Quale il luogo della nostalgia e del ritorno?
Gli alberi, le fioriture primaverili, le macchie gialle del grano, le sponde di un canale e persino i campi arati, non hanno mai smesso di commuovermi, di raccontare, attraverso parole inarticolate e subito respinte, di altre ben più precise sensazioni e sentimenti ormai sepolti, come la vecchia cascina abbandonata tra moderne costruzioni industriali, dentro una pietosa coltre di rampicanti.
Ma quando ho voluto ritrovare la natura, ho cercato paesaggi molto diversi da quello a me noto: le Dolomiti splendenti di neve in inverno, e, nel pieno calore dell’estate, le rocce striate di rosa e di bianco, i fondali verde-azzurri dell’isola di San Pietro (Carloforte). Paese di elezione, unico sogno di armonia riuscito, amore che si rinnova con immutata intensità a ogni inizio estate.

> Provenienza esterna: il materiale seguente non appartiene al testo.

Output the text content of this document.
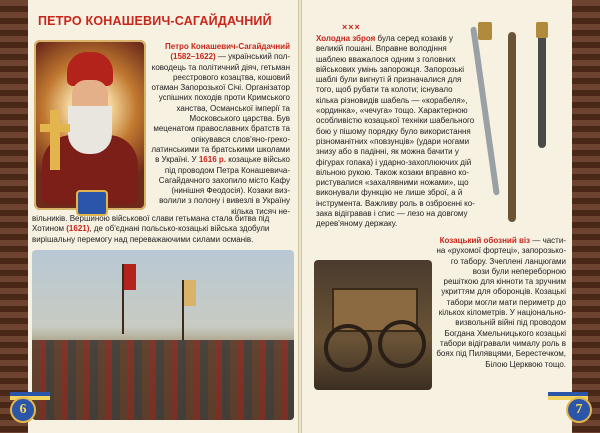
ПЕТРО КОНАШЕВИЧ-САГАЙДАЧНИЙ
Петро Конашевич-Сагайдачний (1582–1622) — український полководець та політичний діяч, гетьман реєстрового козацтва, кошовий отаман Запорозької Січі. Організатор успішних походів проти Кримського ханства, Османської імперії та Московського царства. Був меценатом православних братств та опікувався слов'яно-греколатинськими та братськими школами в Україні. У 1616 р. козацьке військо під проводом Петра Конашевича-Сагайдачного захопило місто Кафу (нинішня Феодосія). Козаки визволили з полону і вивезлі в Україну кілька тисяч не-
вільників. Вершиною військової слави гетьмана стала битва під Хотином (1621), де об'єднані польсько-козацькі війська здобули вирішальну перемогу над переважаючими силами османів.
6
×××
Холодна зброя була серед козаків у великій пошані. Вправне володіння шаблею вважалося одним з головних військових умінь запорожця. Запорозькі шаблі були вигнуті й призначалися для того, щоб рубати та колоти; існувало кілька різновидів шабель — «корабеля», «ординка», «чечуга» тощо. Характерною особливістю козацької техніки шабельного бою у пішому порядку було використання різноманітних «повзунців» (удари ногами знизу або в падінні, як можна бачити у фігурах гопака) і ударно-захоплюючих дій вільною рукою. Також козаки вправно користувалися «захалявними ножами», що виконували функцію не лише зброї, а й інструмента. Важливу роль в озброєнні козака відігравав і спис — лезо на довгому дерев'яному держаку.
Козацький обозний віз — частина «рухомої фортеці», запорозького табору. Зчеплені ланцюгами вози були непереборною решіткою для кінноти та зручним укриттям для оборонців. Козацькі табори могли мати периметр до кількох кілометрів. У національно-визвольній війні під проводом Богдана Хмельницького козацькі табори відігравали чималу роль в боях під Пилявцями, Берестечком, Білою Церквою тощо.
7
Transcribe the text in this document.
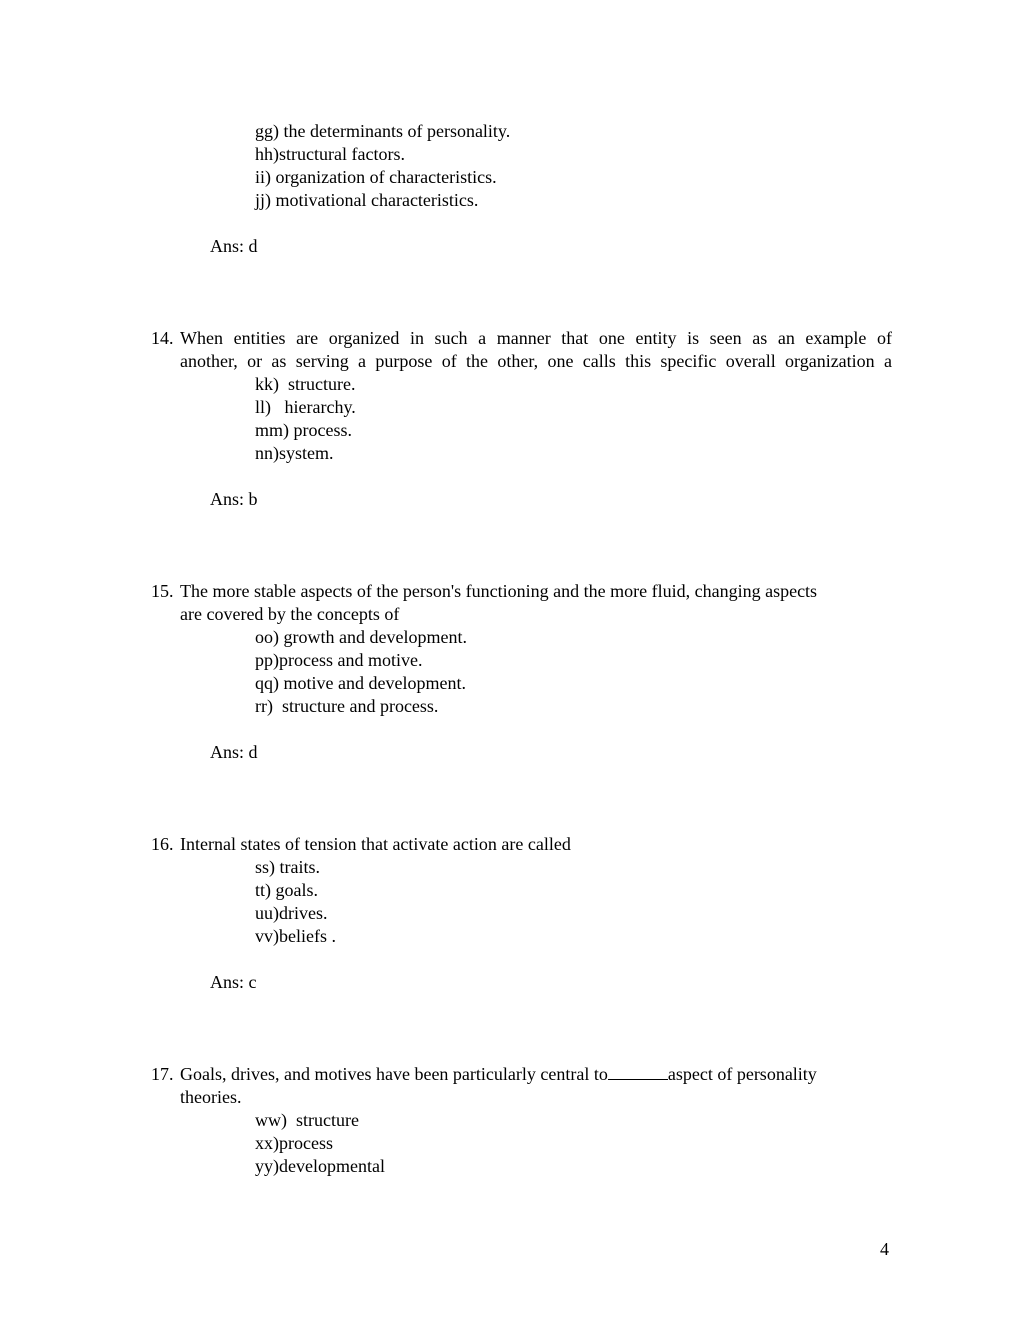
gg) the determinants of personality.
hh)structural factors.
ii) organization of characteristics.
jj) motivational characteristics.
Ans: d
14. When entities are organized in such a manner that one entity is seen as an example of
another, or as serving a purpose of the other, one calls this specific overall organization a
kk) structure.
ll) hierarchy.
mm) process.
nn)system.
Ans: b
15. The more stable aspects of the person's functioning and the more fluid, changing aspects
are covered by the concepts of
oo) growth and development.
pp)process and motive.
qq) motive and development.
rr) structure and process.
Ans: d
16. Internal states of tension that activate action are called
ss) traits.
tt) goals.
uu)drives.
vv)beliefs .
Ans: c
17. Goals, drives, and motives have been particularly central to	aspect of personality
theories.
ww) structure
xx)process
yy)developmental
4
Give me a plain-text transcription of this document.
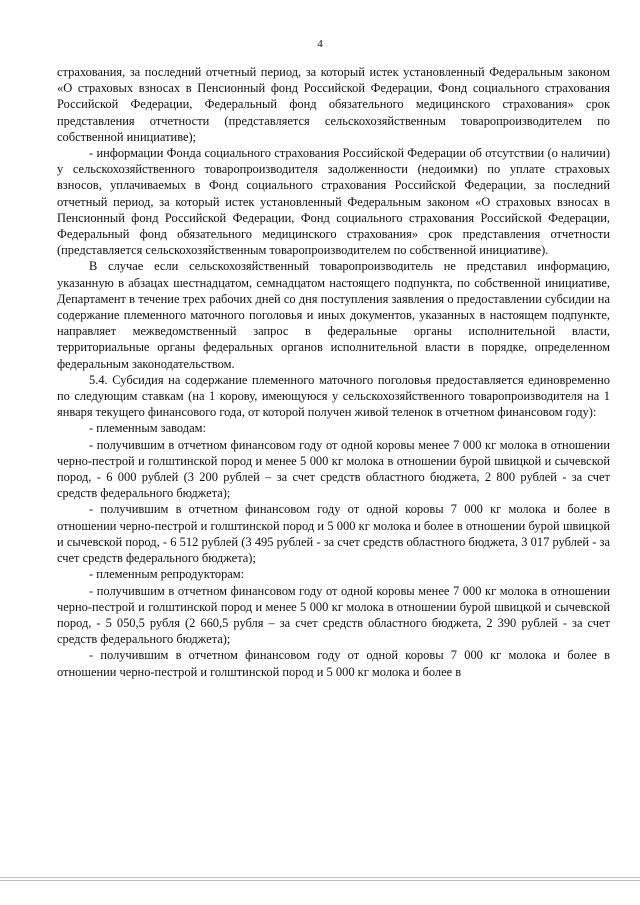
4

страхования, за последний отчетный период, за который истек установленный Федеральным законом «О страховых взносах в Пенсионный фонд Российской Федерации, Фонд социального страхования Российской Федерации, Федеральный фонд обязательного медицинского страхования» срок представления отчетности (представляется сельскохозяйственным товаропроизводителем по собственной инициативе);

- информации Фонда социального страхования Российской Федерации об отсутствии (о наличии) у сельскохозяйственного товаропроизводителя задолженности (недоимки) по уплате страховых взносов, уплачиваемых в Фонд социального страхования Российской Федерации, за последний отчетный период, за который истек установленный Федеральным законом «О страховых взносах в Пенсионный фонд Российской Федерации, Фонд социального страхования Российской Федерации, Федеральный фонд обязательного медицинского страхования» срок представления отчетности (представляется сельскохозяйственным товаропроизводителем по собственной инициативе).

В случае если сельскохозяйственный товаропроизводитель не представил информацию, указанную в абзацах шестнадцатом, семнадцатом настоящего подпункта, по собственной инициативе, Департамент в течение трех рабочих дней со дня поступления заявления о предоставлении субсидии на содержание племенного маточного поголовья и иных документов, указанных в настоящем подпункте, направляет межведомственный запрос в федеральные органы исполнительной власти, территориальные органы федеральных органов исполнительной власти в порядке, определенном федеральным законодательством.

5.4. Субсидия на содержание племенного маточного поголовья предоставляется единовременно по следующим ставкам (на 1 корову, имеющуюся у сельскохозяйственного товаропроизводителя на 1 января текущего финансового года, от которой получен живой теленок в отчетном финансовом году):

- племенным заводам:

- получившим в отчетном финансовом году от одной коровы менее 7 000 кг молока в отношении черно-пестрой и голштинской пород и менее 5 000 кг молока в отношении бурой швицкой и сычевской пород, - 6 000 рублей (3 200 рублей – за счет средств областного бюджета, 2 800 рублей - за счет средств федерального бюджета);

- получившим в отчетном финансовом году от одной коровы 7 000 кг молока и более в отношении черно-пестрой и голштинской пород и 5 000 кг молока и более в отношении бурой швицкой и сычевской пород, - 6 512 рублей (3 495 рублей - за счет средств областного бюджета, 3 017 рублей - за счет средств федерального бюджета);

- племенным репродукторам:

- получившим в отчетном финансовом году от одной коровы менее 7 000 кг молока в отношении черно-пестрой и голштинской пород и менее 5 000 кг молока в отношении бурой швицкой и сычевской пород, - 5 050,5 рубля (2 660,5 рубля – за счет средств областного бюджета, 2 390 рублей - за счет средств федерального бюджета);

- получившим в отчетном финансовом году от одной коровы 7 000 кг молока и более в отношении черно-пестрой и голштинской пород и 5 000 кг молока и более в
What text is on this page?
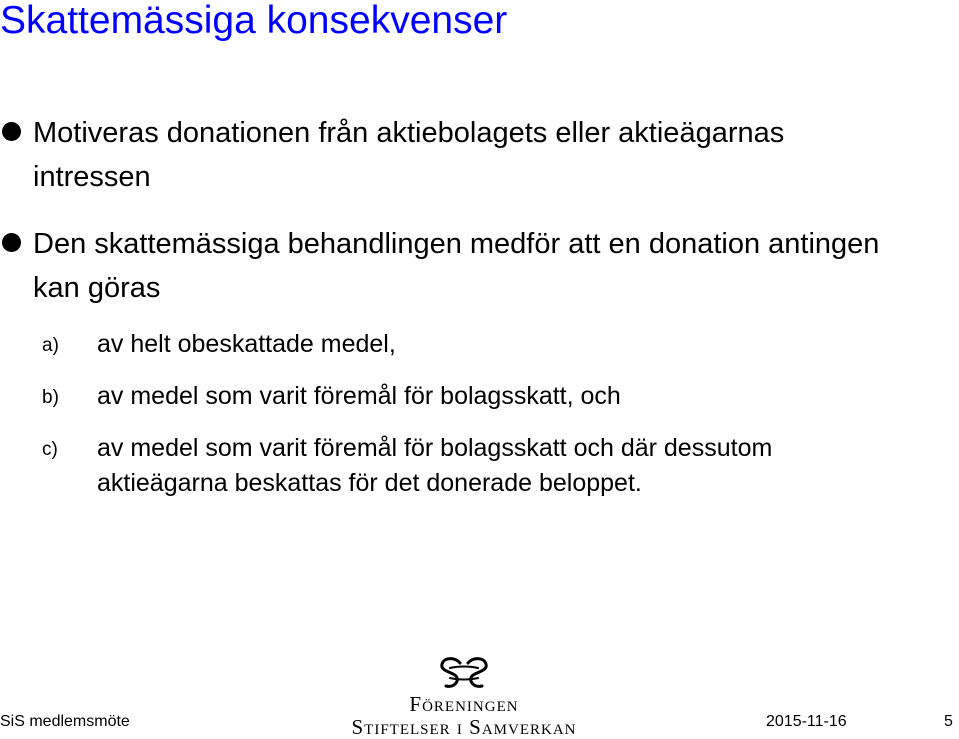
Skattemässiga konsekvenser
Motiveras donationen från aktiebolagets eller aktieägarnas intressen
Den skattemässiga behandlingen medför att en donation antingen kan göras
a) av helt obeskattade medel,
b) av medel som varit föremål för bolagsskatt, och
c) av medel som varit föremål för bolagsskatt och där dessutom aktieägarna beskattas för det donerade beloppet.
SiS medlemsmöte
Föreningen
Stiftelser i Samverkan	2015-11-16	5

Chi può dire dove e quale sia per ogni singola vita il luogo della nostalgia e del ritorno? Una grotta corrugata da onde instancabili, abissi marini particolarmente luminosi, muovono tempeste inaspettate di pensieri, evocano drammaturgie senza tempo, che ci sono inconsapevolmente famigliari. All’opposto, le pietre di una casa mangiate dal tempo, dall’incuria e dalla voracità delle piante selvatiche, mandano un’eco sbiadita, impercettibile, dei corpi, delle voci e delle passioni che l’hanno abitata per un tratto non breve di anni.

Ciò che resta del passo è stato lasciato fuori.